Nursing student Christie Frazier, 20, who attends Brockton Hospital School of Nursing, said that like many of her peers, she is eager to enter the work force rather than continue education. “I’m going for my bachelor’s after I graduate from this program, and I probably won’t pursue my master’s,” Frazier said. “I want to get out in the field and focus on patient care.”
“The difficulty is acquiring and keeping qualified faculty,” said Catherine Read, associate dean of the Connell School of Nursing undergraduate program at Boston College. “A big problem is salaries.
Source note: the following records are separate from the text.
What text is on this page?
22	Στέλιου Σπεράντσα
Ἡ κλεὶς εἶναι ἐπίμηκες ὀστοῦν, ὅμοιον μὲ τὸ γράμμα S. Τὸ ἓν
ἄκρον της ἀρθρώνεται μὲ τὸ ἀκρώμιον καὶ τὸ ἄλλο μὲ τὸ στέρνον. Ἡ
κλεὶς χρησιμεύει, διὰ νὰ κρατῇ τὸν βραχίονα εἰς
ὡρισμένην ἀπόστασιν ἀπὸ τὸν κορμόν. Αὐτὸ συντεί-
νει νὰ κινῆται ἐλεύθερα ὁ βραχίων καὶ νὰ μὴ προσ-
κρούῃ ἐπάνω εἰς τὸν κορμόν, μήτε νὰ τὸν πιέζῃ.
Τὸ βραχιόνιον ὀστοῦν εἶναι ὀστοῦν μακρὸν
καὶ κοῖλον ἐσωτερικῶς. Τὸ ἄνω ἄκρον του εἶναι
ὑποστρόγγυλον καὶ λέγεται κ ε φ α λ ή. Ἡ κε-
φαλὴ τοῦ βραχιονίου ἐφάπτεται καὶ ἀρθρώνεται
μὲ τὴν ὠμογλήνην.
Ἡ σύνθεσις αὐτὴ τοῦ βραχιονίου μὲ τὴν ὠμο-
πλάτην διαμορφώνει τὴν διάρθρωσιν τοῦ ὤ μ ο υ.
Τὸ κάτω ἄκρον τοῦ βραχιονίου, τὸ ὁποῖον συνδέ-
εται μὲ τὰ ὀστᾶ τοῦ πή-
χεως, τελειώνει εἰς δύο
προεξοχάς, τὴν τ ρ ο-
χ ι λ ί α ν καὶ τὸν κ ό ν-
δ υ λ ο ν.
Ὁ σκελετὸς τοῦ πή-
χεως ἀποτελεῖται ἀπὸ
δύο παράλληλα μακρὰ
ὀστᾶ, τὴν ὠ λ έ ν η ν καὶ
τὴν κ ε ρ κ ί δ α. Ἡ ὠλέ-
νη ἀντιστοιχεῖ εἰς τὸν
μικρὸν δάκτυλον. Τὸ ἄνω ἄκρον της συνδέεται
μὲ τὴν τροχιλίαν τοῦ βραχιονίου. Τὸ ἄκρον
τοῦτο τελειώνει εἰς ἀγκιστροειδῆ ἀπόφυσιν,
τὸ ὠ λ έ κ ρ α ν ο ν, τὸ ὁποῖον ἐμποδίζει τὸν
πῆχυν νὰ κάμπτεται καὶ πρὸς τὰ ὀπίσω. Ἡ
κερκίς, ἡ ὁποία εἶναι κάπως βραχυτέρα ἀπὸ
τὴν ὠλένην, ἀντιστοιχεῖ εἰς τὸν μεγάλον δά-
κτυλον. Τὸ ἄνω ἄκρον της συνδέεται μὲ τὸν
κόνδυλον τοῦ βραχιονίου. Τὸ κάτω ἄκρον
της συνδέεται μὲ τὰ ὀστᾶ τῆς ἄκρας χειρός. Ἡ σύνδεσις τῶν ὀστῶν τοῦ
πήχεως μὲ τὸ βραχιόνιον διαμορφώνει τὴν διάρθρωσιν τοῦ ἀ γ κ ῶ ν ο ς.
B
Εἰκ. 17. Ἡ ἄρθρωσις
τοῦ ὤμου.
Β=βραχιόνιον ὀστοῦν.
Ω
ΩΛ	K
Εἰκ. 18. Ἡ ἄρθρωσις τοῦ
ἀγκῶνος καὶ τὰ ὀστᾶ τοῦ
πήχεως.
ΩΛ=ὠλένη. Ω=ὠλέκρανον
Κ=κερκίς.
They can make more money in the clinical arena.”
The Massachusetts Association of Colleges of Nursing reported a salary differential between nursing faculty and practicing nurses ranges from $4,000 to more than $16,000 a year.
As supply is decreasing, the threat of increasing demand is palpable.
“At this point, there are 350,000 new people who have signed up for health insurance since the state mandate,” said Dick Powers, spokesman for the Commonwealth Health Insurance Connector, the board behind the state’s new insurance law.
Among them are some of the nearly 2 million Bay State baby boomers, who will require more care in years to come.
According to a study by the Massachusetts Hospital Association and the Massachusetts Organization of Nursing Executives: “In order to offset the projected gap, students would have to immediately start to choose nursing and nursing education programs would have to increase by 40 percent.”
There were 11,740 enrolled nursing students in the state last year, and serious doubts about academic capacity to teach more.
“It’s a moral compass issue for Massachusetts,” said Callahan, who is pushing legislation to offer incentives to would-be nursing educators. “This is what it’s going to take to make a quality of life for people in the state.”